A) Ploidy is determined with flow cytometry. Total genome fluorescence, measured using a fluorescent nucleotide label (e.g. propidium iodide or Sytox Green). Cells are first fixed (in ethanol) and RNA is removed with RNase, then gDNA is fluorescently labeled and analyzed on a flow cytometer. Cells are passed through a laser and the number of cells are plotted as a function of fluorescence intensity. Cells in a population typically have two fluorescent peaks, representing cells in either G1 or G2 phases of the cell cycle. Flow cytometry plots for yeast with the following ploidy levels are shown: haploid (1N), diploid (2N), triploid (3N), tetraploid (4N), and a near-tetraploid aneuploid.

B) Chromosome copy number is determined with whole genome sequencing (WGS) and microarray comparative genome hybridization (aCGH). Y-axis represents Log2 fold change of sequence reads relative to reference sequence, and chromosome number increases from left to right starting with chromosome I and ending with chromosome XVI (X-axis). Chromosome copy number plots for S. cerevisiae with the following ploidy levels indicate euploid genome for haploid (1N), diploid (2N), triploid (3N), and tetraploid (4N). However the near-tetraploid isolate (bottom panel) is aneuploid for ChrXII (pentasomic), ChrXIV (trisomic) and contains a segmental aneuploidy of ChrIV. Figures generated from data obtained in (20).

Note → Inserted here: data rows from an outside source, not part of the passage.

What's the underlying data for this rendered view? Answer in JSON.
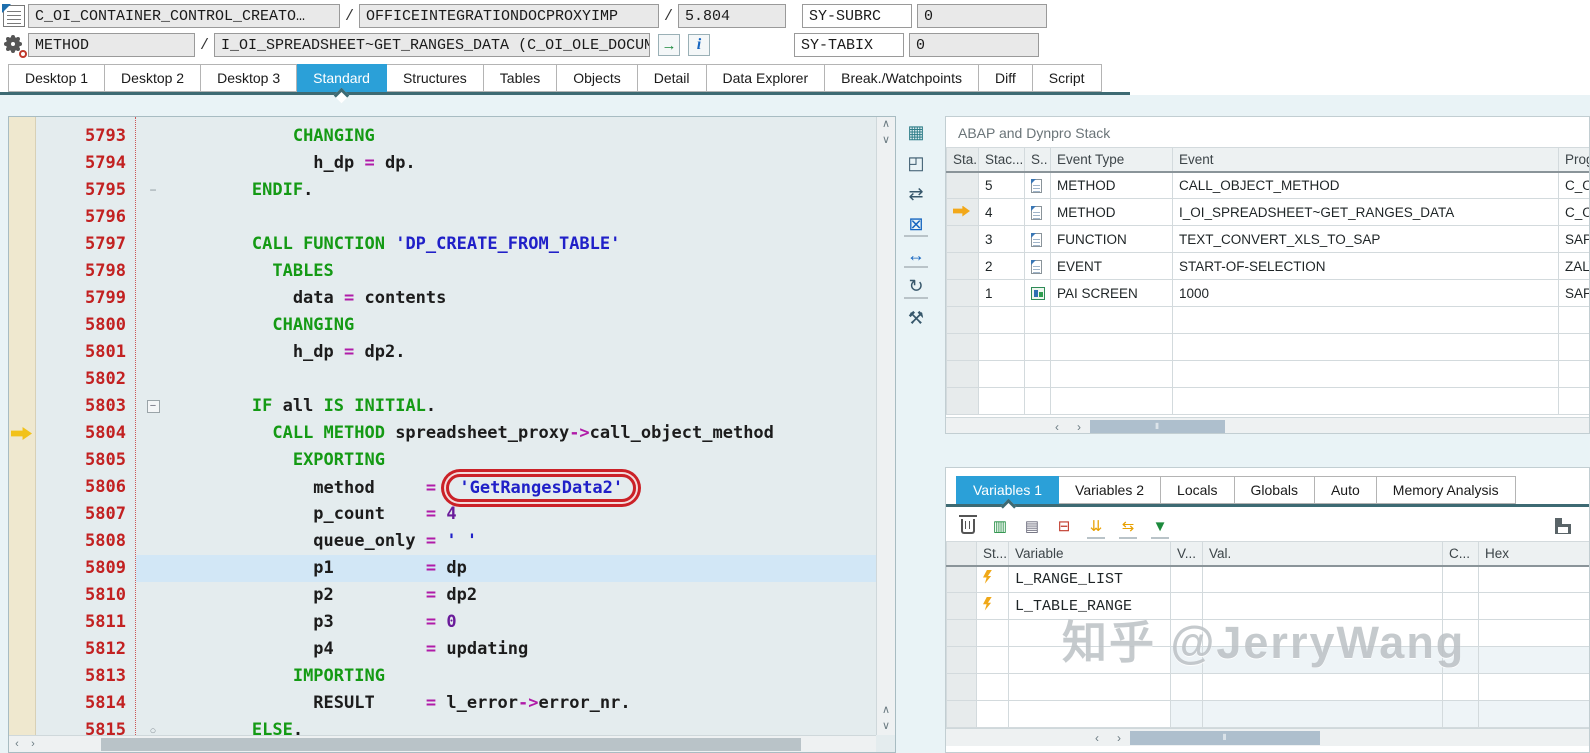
{
  "header": {
    "row1": {
      "source_icon": "abap-source-icon",
      "class_field": "C_OI_CONTAINER_CONTROL_CREATO…",
      "sep1": "/",
      "program_field": "OFFICEINTEGRATIONDOCPROXYIMP",
      "sep2": "/",
      "line_field": "5.804",
      "sysvar_label": "SY-SUBRC",
      "sysvar_value": "0"
    },
    "row2": {
      "method_icon": "method-gear-icon",
      "kind_field": "METHOD",
      "sep1": "/",
      "method_field": "I_OI_SPREADSHEET~GET_RANGES_DATA (C_OI_OLE_DOCUMEN…",
      "buttons": [
        "goto-icon",
        "info-icon"
      ],
      "sysvar_label": "SY-TABIX",
      "sysvar_value": "0"
    }
  },
  "tabs": {
    "items": [
      "Desktop 1",
      "Desktop 2",
      "Desktop 3",
      "Standard",
      "Structures",
      "Tables",
      "Objects",
      "Detail",
      "Data Explorer",
      "Break./Watchpoints",
      "Diff",
      "Script"
    ],
    "active": "Standard"
  },
  "editor": {
    "current_line": 5804,
    "highlighted_line": 5809,
    "annotation": "red-oval-around-GetRangesData2",
    "lines": [
      {
        "num": 5793,
        "segs": [
          [
            "pl",
            "            "
          ],
          [
            "kw",
            "CHANGING"
          ]
        ]
      },
      {
        "num": 5794,
        "segs": [
          [
            "pl",
            "              h_dp "
          ],
          [
            "op",
            "="
          ],
          [
            "pl",
            " dp."
          ]
        ]
      },
      {
        "num": 5795,
        "fold": "dash",
        "segs": [
          [
            "pl",
            "        "
          ],
          [
            "kw",
            "ENDIF"
          ],
          [
            "pl",
            "."
          ]
        ]
      },
      {
        "num": 5796,
        "segs": []
      },
      {
        "num": 5797,
        "segs": [
          [
            "pl",
            "        "
          ],
          [
            "kw",
            "CALL FUNCTION"
          ],
          [
            "pl",
            " "
          ],
          [
            "str",
            "'DP_CREATE_FROM_TABLE'"
          ]
        ]
      },
      {
        "num": 5798,
        "segs": [
          [
            "pl",
            "          "
          ],
          [
            "kw",
            "TABLES"
          ]
        ]
      },
      {
        "num": 5799,
        "segs": [
          [
            "pl",
            "            data "
          ],
          [
            "op",
            "="
          ],
          [
            "pl",
            " contents"
          ]
        ]
      },
      {
        "num": 5800,
        "segs": [
          [
            "pl",
            "          "
          ],
          [
            "kw",
            "CHANGING"
          ]
        ]
      },
      {
        "num": 5801,
        "segs": [
          [
            "pl",
            "            h_dp "
          ],
          [
            "op",
            "="
          ],
          [
            "pl",
            " dp2."
          ]
        ]
      },
      {
        "num": 5802,
        "segs": []
      },
      {
        "num": 5803,
        "fold": "minus",
        "segs": [
          [
            "pl",
            "        "
          ],
          [
            "kw",
            "IF"
          ],
          [
            "pl",
            " all "
          ],
          [
            "kw",
            "IS INITIAL"
          ],
          [
            "pl",
            "."
          ]
        ]
      },
      {
        "num": 5804,
        "arrow": true,
        "segs": [
          [
            "pl",
            "          "
          ],
          [
            "kw",
            "CALL METHOD"
          ],
          [
            "pl",
            " spreadsheet_proxy"
          ],
          [
            "op",
            "->"
          ],
          [
            "pl",
            "call_object_method"
          ]
        ]
      },
      {
        "num": 5805,
        "segs": [
          [
            "pl",
            "            "
          ],
          [
            "kw",
            "EXPORTING"
          ]
        ]
      },
      {
        "num": 5806,
        "segs": [
          [
            "pl",
            "              method     "
          ],
          [
            "op",
            "="
          ],
          [
            "pl",
            " "
          ],
          [
            "annot",
            "'GetRangesData2'"
          ]
        ]
      },
      {
        "num": 5807,
        "segs": [
          [
            "pl",
            "              p_count    "
          ],
          [
            "op",
            "="
          ],
          [
            "pl",
            " "
          ],
          [
            "num",
            "4"
          ]
        ]
      },
      {
        "num": 5808,
        "segs": [
          [
            "pl",
            "              queue_only "
          ],
          [
            "op",
            "="
          ],
          [
            "pl",
            " "
          ],
          [
            "str",
            "' '"
          ]
        ]
      },
      {
        "num": 5809,
        "hl": true,
        "segs": [
          [
            "pl",
            "              p1         "
          ],
          [
            "op",
            "="
          ],
          [
            "pl",
            " dp"
          ]
        ]
      },
      {
        "num": 5810,
        "segs": [
          [
            "pl",
            "              p2         "
          ],
          [
            "op",
            "="
          ],
          [
            "pl",
            " dp2"
          ]
        ]
      },
      {
        "num": 5811,
        "segs": [
          [
            "pl",
            "              p3         "
          ],
          [
            "op",
            "="
          ],
          [
            "pl",
            " "
          ],
          [
            "num",
            "0"
          ]
        ]
      },
      {
        "num": 5812,
        "segs": [
          [
            "pl",
            "              p4         "
          ],
          [
            "op",
            "="
          ],
          [
            "pl",
            " updating"
          ]
        ]
      },
      {
        "num": 5813,
        "segs": [
          [
            "pl",
            "            "
          ],
          [
            "kw",
            "IMPORTING"
          ]
        ]
      },
      {
        "num": 5814,
        "segs": [
          [
            "pl",
            "              RESULT     "
          ],
          [
            "op",
            "="
          ],
          [
            "pl",
            " l_error"
          ],
          [
            "op",
            "->"
          ],
          [
            "pl",
            "error_nr."
          ]
        ]
      },
      {
        "num": 5815,
        "fold": "circle",
        "segs": [
          [
            "pl",
            "        "
          ],
          [
            "kw",
            "ELSE"
          ],
          [
            "pl",
            "."
          ]
        ]
      }
    ]
  },
  "side_toolbar": {
    "icons": [
      {
        "name": "session-grid-icon",
        "glyph": "▦",
        "tone": "teal"
      },
      {
        "name": "new-session-icon",
        "glyph": "◰",
        "tone": ""
      },
      {
        "name": "swap-views-icon",
        "glyph": "⇄",
        "tone": ""
      },
      {
        "name": "close-table-icon",
        "glyph": "⊠",
        "tone": "blue"
      },
      {
        "name": "column-width-icon",
        "glyph": "↔",
        "tone": "blue"
      },
      {
        "name": "refresh-icon",
        "glyph": "↻",
        "tone": ""
      },
      {
        "name": "tools-icon",
        "glyph": "⚒",
        "tone": ""
      }
    ]
  },
  "stack_panel": {
    "title": "ABAP and Dynpro Stack",
    "columns": [
      "Sta...",
      "Stac...",
      "S..",
      "Event Type",
      "Event",
      "Program"
    ],
    "rows": [
      {
        "arrow": false,
        "num": "5",
        "icon": "doc-icon",
        "type": "METHOD",
        "event": "CALL_OBJECT_METHOD",
        "program": "C_OI_A"
      },
      {
        "arrow": true,
        "num": "4",
        "icon": "doc-icon",
        "type": "METHOD",
        "event": "I_OI_SPREADSHEET~GET_RANGES_DATA",
        "program": "C_OI_C"
      },
      {
        "arrow": false,
        "num": "3",
        "icon": "doc-icon",
        "type": "FUNCTION",
        "event": "TEXT_CONVERT_XLS_TO_SAP",
        "program": "SAPLTR"
      },
      {
        "arrow": false,
        "num": "2",
        "icon": "doc-icon",
        "type": "EVENT",
        "event": "START-OF-SELECTION",
        "program": "ZALV_JE"
      },
      {
        "arrow": false,
        "num": "1",
        "icon": "screen-icon",
        "type": "PAI SCREEN",
        "event": "1000",
        "program": "SAPMSS"
      }
    ],
    "empty_rows": 4,
    "scrollbar": {
      "left_btn": "‹",
      "right_btn": "›"
    }
  },
  "variables_panel": {
    "tabs": [
      "Variables 1",
      "Variables 2",
      "Locals",
      "Globals",
      "Auto",
      "Memory Analysis"
    ],
    "active": "Variables 1",
    "toolbar": [
      {
        "name": "delete-icon",
        "glyph": "",
        "cls": "vi-trash"
      },
      {
        "name": "create-variable-icon",
        "glyph": "▥",
        "tone": "g-green"
      },
      {
        "name": "select-variables-icon",
        "glyph": "▤",
        "tone": "g-gray"
      },
      {
        "name": "delete-row-icon",
        "glyph": "⊟",
        "tone": "g-red"
      },
      {
        "name": "sort-icon",
        "glyph": "⇊",
        "tone": "g-amber",
        "u": true
      },
      {
        "name": "split-icon",
        "glyph": "⇆",
        "tone": "g-amber",
        "u": true
      },
      {
        "name": "services-icon",
        "glyph": "▼",
        "tone": "g-green",
        "u": true
      }
    ],
    "save_icon": "save-icon",
    "columns": [
      "St...",
      "Variable",
      "V...",
      "Val.",
      "C...",
      "Hex"
    ],
    "rows": [
      {
        "icon": "lightning-icon",
        "name": "L_RANGE_LIST"
      },
      {
        "icon": "lightning-icon",
        "name": "L_TABLE_RANGE"
      }
    ],
    "empty_rows": 4,
    "scrollbar": {
      "left_btn": "‹",
      "right_btn": "›"
    }
  },
  "watermark": "知乎 @JerryWang",
  "colors": {
    "accent_blue": "#2ba0d8",
    "tab_underline_teal": "#3d6a73",
    "editor_bg": "#e4ecee",
    "line_highlight": "#d2e7f6",
    "line_number_red": "#c22121",
    "keyword_green": "#149a14",
    "string_blue": "#2020c8",
    "operator_magenta": "#b01ba8",
    "number_purple": "#6a1b9a",
    "breakpoint_margin_beige": "#efe8cf",
    "current_line_arrow_yellow": "#f2c21a",
    "annotation_red": "#cb2127"
  }
}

C) Allele frequencies obtained from whole genome sequencing data also can be used to determine the ploidy of a strain. Y-axis is the heterozygous allele frequencies ranging from zero to one, plotted as a function of chromosome number starting with chromosome I and ending with chromosome XVI (X-axis). Allele frequency plot of example haploid strain with SNPs at allele frequencies at 1.0; diploid strain with SNPs at allele frequencies of 0.5 and 1.0; triploid strain with SNPs at allele frequencies of 0.33 and 0.66; and tetraploid strain with SNPs at allele frequencies at 0.25, 0.5, 0.75, and 1.0. Images obtained from reference (16).

D) A diploid strain that is trisomic (three copies of a chromosome) for chromosome XII (left panel). Interestingly, the allele frequency plot has SNPs at allele frequencies of 0.5 and 1.0 for all chromosome except ChrXII, which is at allele frequencies of 0.33 and 0.66, supporting that this chromosome is aneuploid (right panel).